Un huis-clos dans un train en route vers "la ville du Vieux Port". Trois personnages : la narratrice, la première installée dans le wagon; un homme d'une soixantaine d'années; et enfin une jeune fille appelée Marie, comme l'indique un bijou qu'elle porte au cou. Chacun s'isole dans son coin, derrière un livre, un journal ou un walkman sur les oreilles. Mais le contact va s'établir entre les trois personnages et petit à petit des révélations vont être faites :
La narratrice est algérienne, elle a fui son pays, a tout quitté pour venir en France : "Elle ne veut plus subir le choc des exécutions quotidiennes, des massacres et des récits de massacres, des paysages défigurés par la terreur, des innombrables processions funèbres, des hurlements des mères... les regards menaçants...Elle a fui pour tenter de se préserver de la peur qui broie, qui bride, qui pétrifie et surtout qui finit par détourner de tout sentiment humain, parce qu'elle aveugle au point de faire naître la haine, la violence, le désir irrépressible de vengeance, la tentation de tuer avant d'être tué..." Ses pensées ne peuvent s'arracher à l'image de son père, souvenir porté par quelques photos qui lui restent, son père instituteur dont elle n'a récupéré que deux objets qui lui appartenaient : ses lunettes et son alliance, son alliance que quelqu'un lui a retiré du doigt... son père "glorieux martyr de la révolution" qui est mort sous la torture.

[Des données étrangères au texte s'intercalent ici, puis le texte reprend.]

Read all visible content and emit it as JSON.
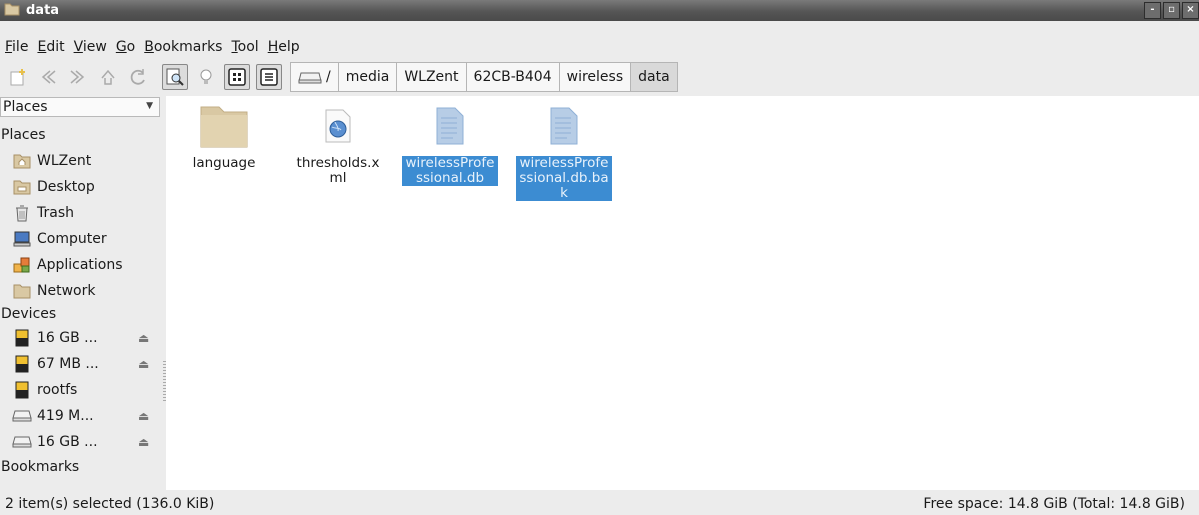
{
  "window": {
    "title": "data",
    "buttons": [
      "-",
      "▫",
      "×"
    ]
  },
  "menu": [
    {
      "label": "File",
      "mnemonic": "F",
      "rest": "ile"
    },
    {
      "label": "Edit",
      "mnemonic": "E",
      "rest": "dit"
    },
    {
      "label": "View",
      "mnemonic": "V",
      "rest": "iew"
    },
    {
      "label": "Go",
      "mnemonic": "G",
      "rest": "o"
    },
    {
      "label": "Bookmarks",
      "mnemonic": "B",
      "rest": "ookmarks"
    },
    {
      "label": "Tool",
      "mnemonic": "T",
      "rest": "ool"
    },
    {
      "label": "Help",
      "mnemonic": "H",
      "rest": "elp"
    }
  ],
  "path": {
    "root_label": "/",
    "segments": [
      "media",
      "WLZent",
      "62CB-B404",
      "wireless",
      "data"
    ]
  },
  "sidebar": {
    "selector": "Places",
    "places_header": "Places",
    "places": [
      {
        "label": "WLZent",
        "icon": "home-folder-icon"
      },
      {
        "label": "Desktop",
        "icon": "desktop-folder-icon"
      },
      {
        "label": "Trash",
        "icon": "trash-icon"
      },
      {
        "label": "Computer",
        "icon": "computer-icon"
      },
      {
        "label": "Applications",
        "icon": "applications-icon"
      },
      {
        "label": "Network",
        "icon": "network-folder-icon"
      }
    ],
    "devices_header": "Devices",
    "devices": [
      {
        "label": "16 GB ...",
        "eject": "⏏"
      },
      {
        "label": "67 MB ...",
        "eject": "⏏"
      },
      {
        "label": "rootfs",
        "eject": ""
      },
      {
        "label": "419 M...",
        "eject": "⏏"
      },
      {
        "label": "16 GB ...",
        "eject": "⏏"
      }
    ],
    "bookmarks_header": "Bookmarks"
  },
  "files": [
    {
      "name": "language",
      "type": "folder",
      "selected": false
    },
    {
      "name": "thresholds.xml",
      "type": "xml",
      "selected": false
    },
    {
      "name": "wirelessProfessional.db",
      "type": "document",
      "selected": true
    },
    {
      "name": "wirelessProfessional.db.bak",
      "type": "document",
      "selected": true
    }
  ],
  "status": {
    "selection": "2 item(s) selected (136.0 KiB)",
    "free_space": "Free space: 14.8 GiB (Total: 14.8 GiB)"
  },
  "colors": {
    "selection": "#3c8cd2",
    "folder": "#d9c8a3"
  }
}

L'homme est un ancien médecin qui a bien connu l'Algérie. Il a été médecin militaire en 1956-57, dans un camp spécial, un camp où on amenait de jour et de nuit les "terroristes" et leurs complices qu'il fallait faire parler coûte que coûte : "Allez-y! Et surtout ne vous laissez pas avoir s'ils prétendent ne rien savoir ! Ils finissent tous par parler...Il y en a de plus coriaces que d'autres. Et alors là, il faut sortir le grand jeu. Faut pas hésiter !"
Le troisième personnage, Marie, se met à les écouter; elle ne sait rien de cette histoire, elle est trop jeune. Elle a entendu son grand-père en parler, lui qui a quitté l'Algérie après la guerre. Alors elle voudrait en savoir un peu plus.
La tension et l'émotion sont constantes dans ce récit-témoignage que Maïssa a longtemps gardé enfoui en elle : "Ce récit que j'ai eu tant de mal à écrire et qui est là enfin" révèle une dédicace de l'auteur . Une histoire longtemps cachée, refoulée, entourée de silences et de non-dits. Une histoire qui a permis à Maïssa Bey de faire revivre son père, dans un récit d'où ne suinte aucun sentiment de haine ni de vengeance. Mais ce dont Maïssa a pris conscience, c'est que ceux qui torturaient n'étaient pas les monstres qu'elle imaginait : "Toute petite déjà elle essayait de donner un visage aux hommes qui avaient torturé puis achevé son père avant de le jeter dans une fosse commune. Mais elle ne parvenait pas à leur donner un visage d'homme. Ce ne pouvait être que des monstres... Elle voyait alors des hommes encagoulés, entièrement vêtus de noir pour mieux se fondre dans la nuit, un peu à l'image des bourreaux représentés dans les livres et les films d'histoire. Des hommes sans visage... des hommes qui n'avaient rien d'humain"
Mais là dans le train, ses rêves d'enfant se sont évanouis :"Elle se dit que rien ne ressemble à ses rêves d'enfant, que les bourreaux ont des visages d'homme, elle en est sûre maintenant, ils ont des mains d'homme, parfois même des réactions d'homme et rien ne permet de les distinguer des autres. Et cette idée la terrifie un peu plus."